(New York Times) A breeze-ruffled garden can be a minefield for honey bees: airborne seeds, shifting leaves and lurching flowers are basically projectiles, trap doors and Godzilla-tipped skyscrapers. In a new study, researchers found that when the going is tough, honey bees appear to high-tail it and hope for the best.
(EurekAlert/Flinders University) Ancestors of a distinctive pollinating bee found across Australia probably originated in tropical Asian countries, islands in the south-west Pacific or greater Oceania region. Describing the likely dispersal corridor for the ancestral lineage of the bee genus Homalictus will help understand the social evolution of the vibrant halictine bees say researchers. Ecologists are hopeful that the diverse origins of native bees are giving them an edge in withstanding and adapting further to climate change.

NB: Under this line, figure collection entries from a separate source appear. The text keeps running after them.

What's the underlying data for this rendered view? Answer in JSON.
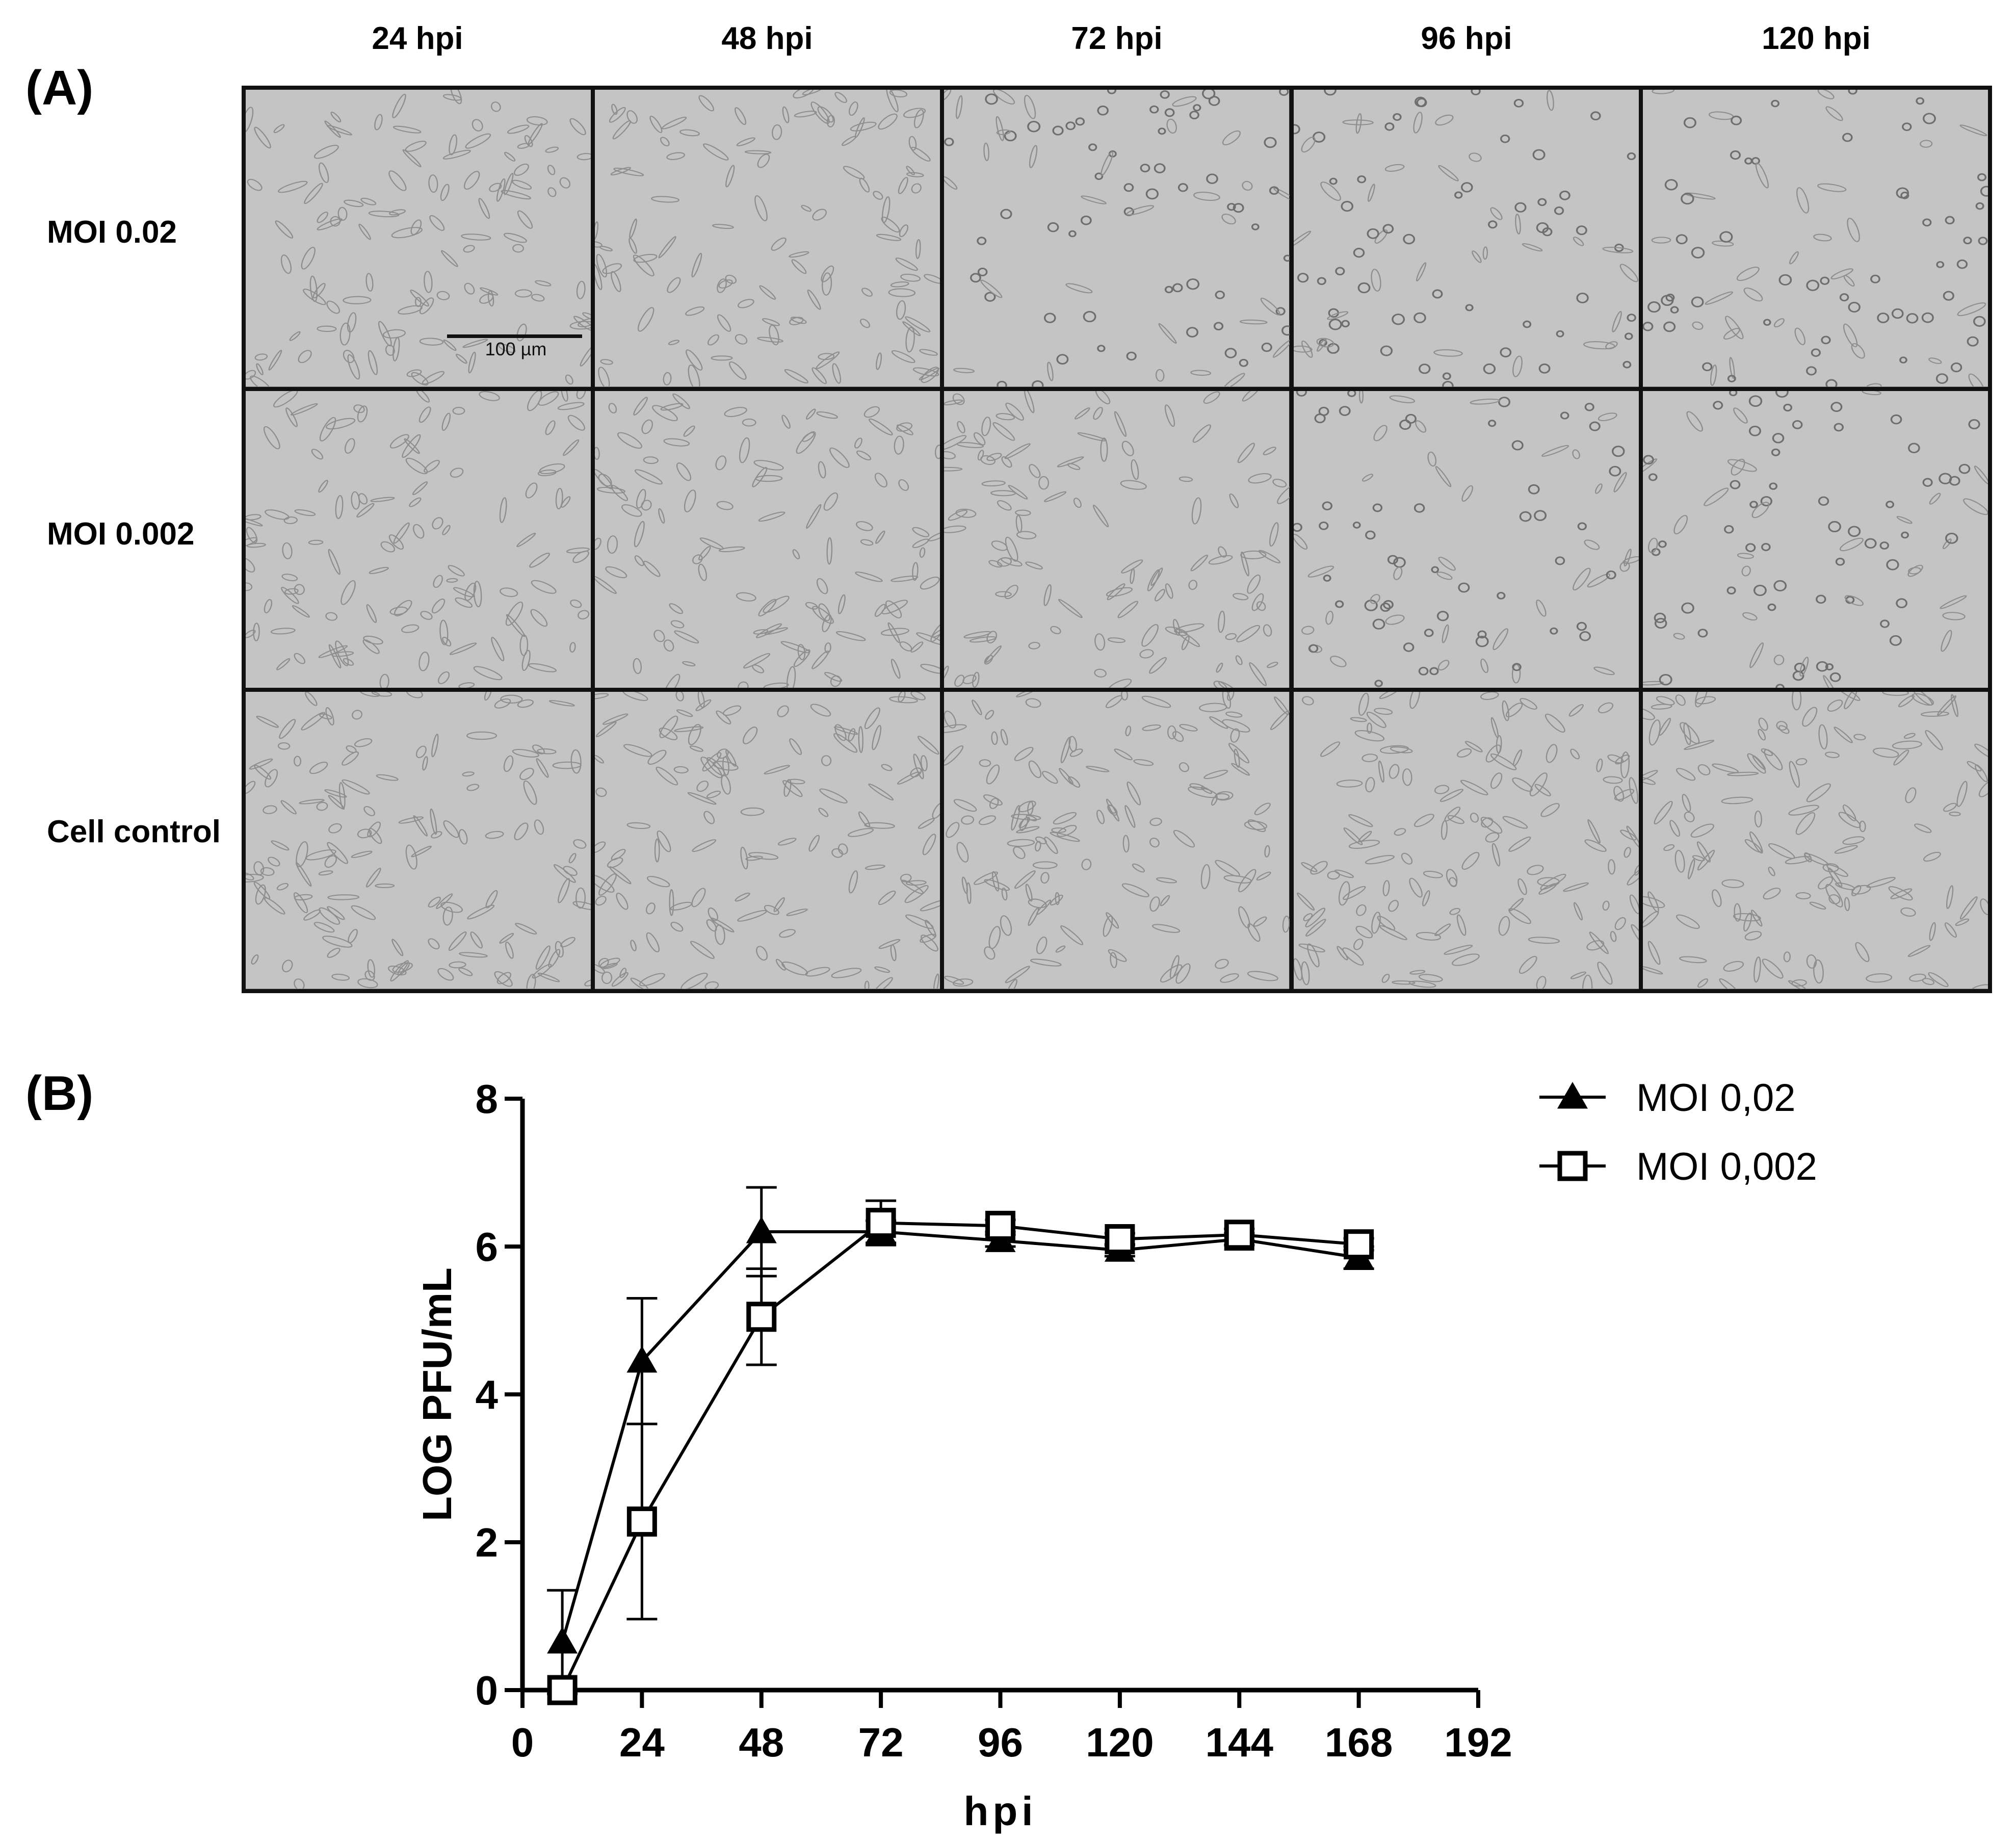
{
  "panel_a": {
    "label": "(A)",
    "columns": [
      "24 hpi",
      "48 hpi",
      "72 hpi",
      "96 hpi",
      "120 hpi"
    ],
    "rows": [
      "MOI 0.02",
      "MOI 0.002",
      "Cell control"
    ],
    "scale_bar_label": "100 µm"
  },
  "panel_b": {
    "label": "(B)"
  },
  "colors": {
    "micrograph_bg": "#c4c4c4",
    "micrograph_cell": "#8e8e8e",
    "grid_border": "#111111",
    "line": "#000000"
  },
  "chart_data": {
    "type": "line",
    "xlabel": "hpi",
    "ylabel": "LOG PFU/mL",
    "xlim": [
      0,
      192
    ],
    "ylim": [
      0,
      8
    ],
    "xticks": [
      0,
      24,
      48,
      72,
      96,
      120,
      144,
      168,
      192
    ],
    "yticks": [
      0,
      2,
      4,
      6,
      8
    ],
    "legend_position": "top-right",
    "series": [
      {
        "name": "MOI 0,02",
        "marker": "filled-triangle",
        "x": [
          8,
          24,
          48,
          72,
          96,
          120,
          144,
          168
        ],
        "y": [
          0.65,
          4.45,
          6.2,
          6.2,
          6.08,
          5.95,
          6.1,
          5.85
        ],
        "err": [
          0.7,
          0.85,
          0.6,
          0.15,
          0.08,
          0.08,
          0.08,
          0.15
        ]
      },
      {
        "name": "MOI 0,002",
        "marker": "open-square",
        "x": [
          8,
          24,
          48,
          72,
          96,
          120,
          144,
          168
        ],
        "y": [
          0.0,
          2.28,
          5.05,
          6.32,
          6.28,
          6.1,
          6.16,
          6.03
        ],
        "err": [
          0.0,
          1.32,
          0.65,
          0.3,
          0.08,
          0.08,
          0.08,
          0.08
        ]
      }
    ]
  }
}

(Entomology Today) “Reproducibility is a hot topic in today’s scientific world. Chances are, you’ve come across mentions in news outlets or social media sites of the “reproducibility crisis” in the medical and social sciences. These reproducibility issues have led to a movement to make science more open, especially with respect to how we handle our data, carry out our analyses, produce our results, and report our findings. By being more transparent about how we have carried out our work, the hope is that we will make our work more reproducible. Many tools are available to make our work more reproducible…”

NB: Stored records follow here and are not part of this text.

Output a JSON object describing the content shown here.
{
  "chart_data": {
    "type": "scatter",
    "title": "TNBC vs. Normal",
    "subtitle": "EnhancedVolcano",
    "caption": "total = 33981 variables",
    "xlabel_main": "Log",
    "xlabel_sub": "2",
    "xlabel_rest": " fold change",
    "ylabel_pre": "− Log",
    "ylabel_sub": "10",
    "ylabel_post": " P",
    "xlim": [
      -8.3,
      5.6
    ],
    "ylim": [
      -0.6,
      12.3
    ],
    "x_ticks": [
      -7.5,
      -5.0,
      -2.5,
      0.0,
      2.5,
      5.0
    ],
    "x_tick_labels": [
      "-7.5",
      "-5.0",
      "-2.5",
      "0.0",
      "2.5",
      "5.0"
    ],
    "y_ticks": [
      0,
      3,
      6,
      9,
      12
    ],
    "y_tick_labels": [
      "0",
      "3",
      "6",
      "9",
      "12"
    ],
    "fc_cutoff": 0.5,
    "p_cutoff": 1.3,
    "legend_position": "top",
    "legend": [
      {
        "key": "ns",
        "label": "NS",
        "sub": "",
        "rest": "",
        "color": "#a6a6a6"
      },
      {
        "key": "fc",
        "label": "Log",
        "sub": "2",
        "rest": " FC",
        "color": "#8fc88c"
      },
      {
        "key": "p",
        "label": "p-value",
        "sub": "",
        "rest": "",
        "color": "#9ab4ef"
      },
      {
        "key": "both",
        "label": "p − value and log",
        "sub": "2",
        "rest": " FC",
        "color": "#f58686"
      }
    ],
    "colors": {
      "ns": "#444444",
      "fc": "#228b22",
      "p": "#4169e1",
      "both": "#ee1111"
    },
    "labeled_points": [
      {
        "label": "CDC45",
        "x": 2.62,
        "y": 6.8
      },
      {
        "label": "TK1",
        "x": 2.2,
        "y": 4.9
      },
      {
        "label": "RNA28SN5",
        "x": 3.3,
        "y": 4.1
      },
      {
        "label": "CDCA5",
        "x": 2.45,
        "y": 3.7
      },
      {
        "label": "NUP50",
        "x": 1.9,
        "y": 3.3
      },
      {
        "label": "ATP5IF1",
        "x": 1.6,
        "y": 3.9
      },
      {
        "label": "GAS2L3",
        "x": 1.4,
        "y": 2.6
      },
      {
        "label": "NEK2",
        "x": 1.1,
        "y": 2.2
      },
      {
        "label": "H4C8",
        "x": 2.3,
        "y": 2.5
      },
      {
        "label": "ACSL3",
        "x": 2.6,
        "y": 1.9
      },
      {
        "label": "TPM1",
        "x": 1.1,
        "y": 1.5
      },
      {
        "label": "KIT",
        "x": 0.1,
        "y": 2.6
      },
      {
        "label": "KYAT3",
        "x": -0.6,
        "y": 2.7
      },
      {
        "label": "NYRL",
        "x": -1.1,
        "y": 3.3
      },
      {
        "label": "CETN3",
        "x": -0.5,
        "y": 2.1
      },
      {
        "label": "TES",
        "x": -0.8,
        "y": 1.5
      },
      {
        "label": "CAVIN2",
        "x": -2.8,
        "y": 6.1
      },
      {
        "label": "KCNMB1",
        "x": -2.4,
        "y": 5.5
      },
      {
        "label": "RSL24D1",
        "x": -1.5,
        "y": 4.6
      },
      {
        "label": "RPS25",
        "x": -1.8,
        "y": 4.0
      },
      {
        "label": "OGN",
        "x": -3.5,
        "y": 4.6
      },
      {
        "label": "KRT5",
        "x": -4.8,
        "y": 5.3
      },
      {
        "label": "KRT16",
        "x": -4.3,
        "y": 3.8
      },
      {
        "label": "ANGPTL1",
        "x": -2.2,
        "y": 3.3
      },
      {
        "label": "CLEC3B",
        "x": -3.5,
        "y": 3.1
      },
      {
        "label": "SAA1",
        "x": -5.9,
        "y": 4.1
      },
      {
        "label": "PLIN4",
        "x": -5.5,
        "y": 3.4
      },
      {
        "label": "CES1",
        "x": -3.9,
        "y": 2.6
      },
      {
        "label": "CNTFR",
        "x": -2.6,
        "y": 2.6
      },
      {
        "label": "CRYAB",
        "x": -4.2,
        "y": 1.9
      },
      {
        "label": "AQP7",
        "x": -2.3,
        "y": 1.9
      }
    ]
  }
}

(USDA ARS) Exotic Bee ID, a website created to help identify non-native bees in the United States, has been expanded to include more information and species.
(University of Minnesota Extension) The University of Minnesota Twin Cities campus is now an affiliate of Bee Campus USA. As an official Bee Campus, Extension and several University colleges have pledged to highlight and expand the university’s actions to promote pollinator conservation.

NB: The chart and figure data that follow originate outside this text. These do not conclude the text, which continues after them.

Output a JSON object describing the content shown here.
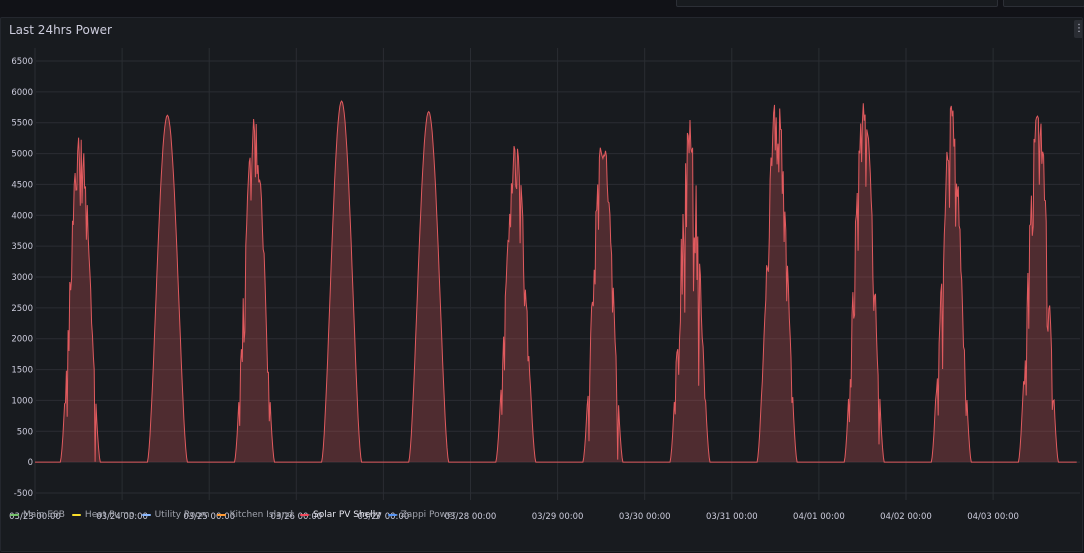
{
  "panel": {
    "title": "Last 24hrs Power",
    "menu_icon": "⋮"
  },
  "colors": {
    "background": "#181b1f",
    "grid": "#2a2d33",
    "solar_line": "#e05a5e",
    "solar_fill": "rgba(224,90,94,0.28)"
  },
  "chart_data": {
    "type": "area",
    "title": "Last 24hrs Power",
    "xlabel": "",
    "ylabel": "",
    "ylim": [
      -500,
      6500
    ],
    "grid": true,
    "legend_position": "bottom",
    "y_ticks": [
      6500,
      6000,
      5500,
      5000,
      4500,
      4000,
      3500,
      3000,
      2500,
      2000,
      1500,
      1000,
      500,
      0,
      -500
    ],
    "x_ticks": [
      "03/23 00:00",
      "03/24 00:00",
      "03/25 00:00",
      "03/26 00:00",
      "03/27 00:00",
      "03/28 00:00",
      "03/29 00:00",
      "03/30 00:00",
      "03/31 00:00",
      "04/01 00:00",
      "04/02 00:00",
      "04/03 00:00"
    ],
    "x_range_days": [
      0,
      11.96
    ],
    "series": [
      {
        "name": "Main ESB",
        "color": "#73bf69",
        "values": []
      },
      {
        "name": "Heat Pump",
        "color": "#fade2a",
        "values": []
      },
      {
        "name": "Utility Room",
        "color": "#8ab8ff",
        "values": []
      },
      {
        "name": "Kitchen Island",
        "color": "#ff9830",
        "values": []
      },
      {
        "name": "Solar PV Shelly",
        "color": "#f2495c",
        "daily_peaks": [
          {
            "day": "03/23",
            "peak": 5450,
            "noise": 1300
          },
          {
            "day": "03/24",
            "peak": 5620,
            "noise": 150
          },
          {
            "day": "03/25",
            "peak": 5600,
            "noise": 1300
          },
          {
            "day": "03/26",
            "peak": 5850,
            "noise": 150
          },
          {
            "day": "03/27",
            "peak": 5680,
            "noise": 150
          },
          {
            "day": "03/28",
            "peak": 5200,
            "noise": 1200
          },
          {
            "day": "03/29",
            "peak": 5300,
            "noise": 1400
          },
          {
            "day": "03/30",
            "peak": 5620,
            "noise": 2600
          },
          {
            "day": "03/31",
            "peak": 6060,
            "noise": 1300
          },
          {
            "day": "04/01",
            "peak": 5900,
            "noise": 1500
          },
          {
            "day": "04/02",
            "peak": 5800,
            "noise": 2500
          },
          {
            "day": "04/03",
            "peak": 5800,
            "noise": 1800
          }
        ],
        "baseline": 0
      },
      {
        "name": "Zappi Power",
        "color": "#5794f2",
        "values": []
      }
    ]
  },
  "legend": [
    {
      "label": "Main ESB",
      "color": "#73bf69",
      "active": false
    },
    {
      "label": "Heat Pump",
      "color": "#fade2a",
      "active": false
    },
    {
      "label": "Utility Room",
      "color": "#8ab8ff",
      "active": false
    },
    {
      "label": "Kitchen Island",
      "color": "#ff9830",
      "active": false
    },
    {
      "label": "Solar PV Shelly",
      "color": "#f2495c",
      "active": true
    },
    {
      "label": "Zappi Power",
      "color": "#5794f2",
      "active": false
    }
  ]
}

(Twitter, Charlotte de Keyzer @cwdekeyzer) “I’m hesitant to jump on #PollinatorWeek and provide my expertise & best bee pics for free. This week is supposed to bring greater awareness to the importance of pollinators but looking at the latest tweets, it’s mostly being used for advertising. I have some thoughts”
(Environmental Protection Agency) Administrator Andrew Wheeler has signed a proclamation designating the week of June 22 as National Pollinator Week. Administrator Wheeler is the first EPA Administrator to sign such a proclamation.
(Washington State University) Developing robotic technology for crop pollination is the goal of a new project for Washington State University and Penn State University scientists. Funded by a nearly $1 million grant from the U.S. Department of Agriculture through the Washington State Department of Agriculture the project will involve looking at models for blossom development, working with camera and machine learning systems, and developing a robotic hand and arm to spread pollen.